Message  Lorasthène le Sam 7 Avr 2012 - 0:36

Le besoin s'insinue encore dans sa chair. Elle passe la main dans ses cheveux, en ramène ainsi une poignée, roussâtre et sèche comme de la paille. Elle sent de jours en jours sa peau se craqueler et ses vertebres se plier sur elles-mêmes. Si peu de jours, tant dejà a subsister sur sa seule soif et pour seule sensation la douleur. Dans son crâne, perçant derrière ses yeux. Dans sa nuque et son dos. dans son ventre.
Et toujours la soif de quelque chose. Cette sensation de manque. Les tremblements et les spasmes nerveux.
L'envie de hurler.
Elle s'agenouille et prend sa tête entre ses mains. Sa peau la gratte irrésistiblement. Elle se debarasse des lambeaux qui furent son uniforme, et, dans des gestes brusques, presque desesperes, gratte son corps nu, jusqu'au sang à l'endroit des coudes et des genoux, crie en enfonçant ses ongles dans sa chair. La douleur la soulage un instant puis la demangeaison reprend. Elle le sent bien pourtant, qu'elle est sous sa peau, sous ses os, au sein de son sang corrompu par la magie.
Une auréole de cheveux roux et bruns mélangés tombe sur ses épaules et sous ses pieds. Sa vision est floue, elle préfère fermer les yeux. Sa tête dodeline sur le coté et elle glisse le long du mur. Le choc contre le carrelage la reveille et un pic de douleur lui traverse la nuque jusqu'au front, à hurler. Elle enfonce son poing entre les dents, se concentre sur son goùt salé de sang. Son estomac se reveille et se joint à la cacophonie qui bat à ses oreilles.Trop affamée pour dormir, trop fatiguée pour chercher à se nourrir.
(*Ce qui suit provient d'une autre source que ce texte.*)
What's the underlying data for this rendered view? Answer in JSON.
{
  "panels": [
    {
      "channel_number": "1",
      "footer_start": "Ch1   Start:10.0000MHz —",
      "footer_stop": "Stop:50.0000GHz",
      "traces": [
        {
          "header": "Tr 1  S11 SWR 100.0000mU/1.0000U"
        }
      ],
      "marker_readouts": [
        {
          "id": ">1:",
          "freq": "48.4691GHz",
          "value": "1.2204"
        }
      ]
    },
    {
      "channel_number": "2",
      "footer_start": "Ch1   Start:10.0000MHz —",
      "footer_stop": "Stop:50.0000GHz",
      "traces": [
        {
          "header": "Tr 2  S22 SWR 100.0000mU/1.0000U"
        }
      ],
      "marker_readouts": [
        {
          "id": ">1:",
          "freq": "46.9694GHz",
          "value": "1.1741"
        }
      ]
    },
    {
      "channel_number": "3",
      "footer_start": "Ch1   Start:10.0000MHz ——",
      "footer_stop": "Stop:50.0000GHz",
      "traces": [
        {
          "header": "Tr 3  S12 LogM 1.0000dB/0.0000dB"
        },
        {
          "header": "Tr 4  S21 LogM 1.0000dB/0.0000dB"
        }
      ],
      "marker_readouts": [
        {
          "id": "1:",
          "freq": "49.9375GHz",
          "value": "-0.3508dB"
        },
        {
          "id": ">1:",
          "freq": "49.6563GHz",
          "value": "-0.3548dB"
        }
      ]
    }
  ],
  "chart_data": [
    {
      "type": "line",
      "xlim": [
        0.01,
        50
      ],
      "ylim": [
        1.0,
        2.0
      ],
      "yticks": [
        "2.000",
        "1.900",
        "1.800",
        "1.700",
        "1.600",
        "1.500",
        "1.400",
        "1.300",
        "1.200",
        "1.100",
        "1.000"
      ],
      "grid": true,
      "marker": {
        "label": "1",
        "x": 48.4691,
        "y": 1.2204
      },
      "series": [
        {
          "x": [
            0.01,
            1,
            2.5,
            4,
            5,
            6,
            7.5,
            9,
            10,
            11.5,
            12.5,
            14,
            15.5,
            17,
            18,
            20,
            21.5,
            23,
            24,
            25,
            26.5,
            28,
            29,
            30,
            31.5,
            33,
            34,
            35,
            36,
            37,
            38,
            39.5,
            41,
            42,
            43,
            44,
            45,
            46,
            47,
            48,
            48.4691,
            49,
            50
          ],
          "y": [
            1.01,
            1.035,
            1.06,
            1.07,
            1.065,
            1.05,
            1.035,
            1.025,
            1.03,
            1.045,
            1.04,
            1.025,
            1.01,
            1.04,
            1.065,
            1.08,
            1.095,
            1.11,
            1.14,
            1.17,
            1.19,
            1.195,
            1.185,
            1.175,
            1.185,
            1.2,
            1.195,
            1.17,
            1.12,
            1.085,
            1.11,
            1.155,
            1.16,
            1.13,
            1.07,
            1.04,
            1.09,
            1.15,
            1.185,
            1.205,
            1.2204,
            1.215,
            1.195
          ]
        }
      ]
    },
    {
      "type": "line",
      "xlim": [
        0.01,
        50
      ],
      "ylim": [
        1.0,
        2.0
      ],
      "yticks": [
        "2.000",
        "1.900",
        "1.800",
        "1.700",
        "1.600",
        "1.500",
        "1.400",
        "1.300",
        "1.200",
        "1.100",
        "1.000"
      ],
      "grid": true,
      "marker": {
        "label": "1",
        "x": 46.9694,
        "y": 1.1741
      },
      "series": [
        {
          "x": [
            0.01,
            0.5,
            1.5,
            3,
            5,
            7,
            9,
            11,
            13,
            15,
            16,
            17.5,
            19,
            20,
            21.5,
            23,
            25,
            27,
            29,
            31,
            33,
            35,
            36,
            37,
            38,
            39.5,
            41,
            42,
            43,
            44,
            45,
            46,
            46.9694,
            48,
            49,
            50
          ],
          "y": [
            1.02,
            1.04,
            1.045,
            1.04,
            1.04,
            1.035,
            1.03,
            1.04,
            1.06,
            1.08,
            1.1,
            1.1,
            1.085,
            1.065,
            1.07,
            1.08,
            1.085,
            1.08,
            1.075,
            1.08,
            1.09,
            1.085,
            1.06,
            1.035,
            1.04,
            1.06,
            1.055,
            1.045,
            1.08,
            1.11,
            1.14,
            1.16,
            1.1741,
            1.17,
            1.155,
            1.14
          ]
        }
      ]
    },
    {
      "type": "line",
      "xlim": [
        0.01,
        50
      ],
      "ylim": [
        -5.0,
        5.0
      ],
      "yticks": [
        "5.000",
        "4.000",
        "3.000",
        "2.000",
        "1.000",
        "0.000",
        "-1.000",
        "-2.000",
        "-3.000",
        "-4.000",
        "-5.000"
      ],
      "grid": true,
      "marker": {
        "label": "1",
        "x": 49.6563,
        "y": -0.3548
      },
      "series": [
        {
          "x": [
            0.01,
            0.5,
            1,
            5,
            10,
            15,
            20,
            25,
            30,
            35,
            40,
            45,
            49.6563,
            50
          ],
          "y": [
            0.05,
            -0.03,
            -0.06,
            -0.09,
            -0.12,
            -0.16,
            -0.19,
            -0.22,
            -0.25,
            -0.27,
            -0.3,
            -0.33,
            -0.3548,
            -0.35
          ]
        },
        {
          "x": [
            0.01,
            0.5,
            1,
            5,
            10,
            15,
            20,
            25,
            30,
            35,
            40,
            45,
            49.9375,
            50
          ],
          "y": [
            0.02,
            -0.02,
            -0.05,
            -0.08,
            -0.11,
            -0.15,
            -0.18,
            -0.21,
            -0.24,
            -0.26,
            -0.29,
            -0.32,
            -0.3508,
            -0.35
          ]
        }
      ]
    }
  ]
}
Finalement ses nerfs crient grâce, et avec une dernière poussée brûlante dans son crâne, l'elfe s'evanouit.

Premier hiver en quel'thalas. Elle passe le seuil, pantelante, comme dans un rêve. Un froid glaçant lui brûle la peau. Quelques flocons degringolent pour disparaître au sol. Une flocon lui tombe sur la joue, la fraîcheur reveille les nerfs endormis, et un instant elle reprend conscience et se rapelle où elle est.
Les tremblements familiers deviennent des frissons dûs au froid. L'elfe regarde autour d'elle. La forêt chatoyante tremble aussi. Des faucons-dragons affolés hululent au-dessus des arbres. Une blancheur morbide s'attaque à la cime. L'odeur des feuilles mortes, pourtant nouvelle en ces lieux, est recouverte par celle, forte, de la mort, bien plus cruelle.Dans les seules lueurs de la lune et d'une lampe au loin, elle peux voir des ombres passer près du fleuve au sud.
La nausée la reprend brusquement, et, sans rien à cracher, elle reste pliée en deux dans l'herbe, recroquevillée pour echapper aux terreurs qui fondent sur elle.
Les ombres viennent vers son creux dans les collines. Elles sont proches. Lorasthène entrouvre un oeil, les voit glisser à quelques mètres, se tourner vers elle, crier son nom.
A ce cri, son crâne s'ouvre en deux une nouvelle fois, et de nouveau, elle sombre dans le noir.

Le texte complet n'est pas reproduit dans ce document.